É certo que nem sempre conseguimos, reconhecemos.
Até o crítico mais ácido do atual Comandante Geral da Polícia Militar, Coronel PM DIAS, deve reconhecer que ele tem procurado lutar contra o “pacote de maldades” do governador Pezão.
Ele tem se reunido com o governador, com secretários estaduais, com parlamentares, com associações de classes e com outros grupos.X
Teve a preocupação de realizar reuniões com Coronéis PM, ativos e inativos, na Fazenda Marambaia, onde foi constituído um grupo de onze Coronéis PM para assessorá-lo, todos voluntários e sem receberem nada.
O referido grupo tem participado das reuniões citadas anteriormente acompanhando o Comandante Geral.
Nós chegamos a ser convidados por um dos participantes em duas oportunidades e explicamos a nossa opção de não participarmos das reuniões na Fazenda Marambaia.
Ao longo desse processo temos atuado na reconstrução AOMAI ao lado de alguns Coronéis PM inativos e temos participado dos atos de protesto em frente à ALERJ, ao lado dos mobilizados servidores públicos e militares do estado do Rio de Janeiro.
Neste espaço democrático cobramos algumas vezes a publicidade sobre os temas tratados nas reuniões e sobre a proposta que estava sendo construída, afinal todos os Policiais Militares, participantes ou não das reuniões, têm o direito de saber o que seria proposto, tendo em vista que afetará diretamente na vida de cada um.
Ontem, o Corpo de Bombeiros Militar publicou no site da instituição a proposta como sendo da SEDEC/CBMERJ, PMERJ, PCERJ e SEAP.
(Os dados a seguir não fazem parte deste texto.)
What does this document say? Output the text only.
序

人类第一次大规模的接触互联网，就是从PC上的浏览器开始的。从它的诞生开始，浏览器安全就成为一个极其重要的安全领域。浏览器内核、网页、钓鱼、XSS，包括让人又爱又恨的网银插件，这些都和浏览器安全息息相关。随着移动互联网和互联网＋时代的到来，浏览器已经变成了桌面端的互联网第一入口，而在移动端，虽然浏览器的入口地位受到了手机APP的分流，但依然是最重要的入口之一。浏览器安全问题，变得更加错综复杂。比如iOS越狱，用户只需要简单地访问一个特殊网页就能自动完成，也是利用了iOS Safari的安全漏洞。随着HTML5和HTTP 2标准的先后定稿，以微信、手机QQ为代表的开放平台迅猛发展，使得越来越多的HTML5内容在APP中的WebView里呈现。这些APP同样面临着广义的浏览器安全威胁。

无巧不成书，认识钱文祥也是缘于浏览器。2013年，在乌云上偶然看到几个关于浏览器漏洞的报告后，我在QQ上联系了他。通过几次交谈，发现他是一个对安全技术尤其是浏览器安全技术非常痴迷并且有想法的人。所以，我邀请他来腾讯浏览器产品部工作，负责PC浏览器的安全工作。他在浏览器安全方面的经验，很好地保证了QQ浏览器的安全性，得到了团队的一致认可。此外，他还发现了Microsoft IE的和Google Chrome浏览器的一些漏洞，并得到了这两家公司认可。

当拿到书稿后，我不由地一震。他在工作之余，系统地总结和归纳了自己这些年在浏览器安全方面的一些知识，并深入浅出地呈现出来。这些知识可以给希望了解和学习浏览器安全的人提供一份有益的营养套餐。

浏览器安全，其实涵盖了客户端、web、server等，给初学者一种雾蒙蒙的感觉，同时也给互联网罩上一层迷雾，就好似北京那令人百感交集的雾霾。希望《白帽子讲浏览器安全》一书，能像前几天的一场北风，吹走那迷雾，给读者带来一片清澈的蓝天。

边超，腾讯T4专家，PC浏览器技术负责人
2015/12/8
Acabamos conhecendo por Bombeiros Militares a proposta construída por Policiais Militares, conforme mensagens que estão sendo postadas nos grupos de Whats App por integrantes do grupo.
Neste caso, os Bombeiros Militares signatários são o que consideramos “engenheiros de obra pronta”, mas isso não tem maior importância.
O que consideramos relevante é destacar a diferença entre GANHAR e PERDER.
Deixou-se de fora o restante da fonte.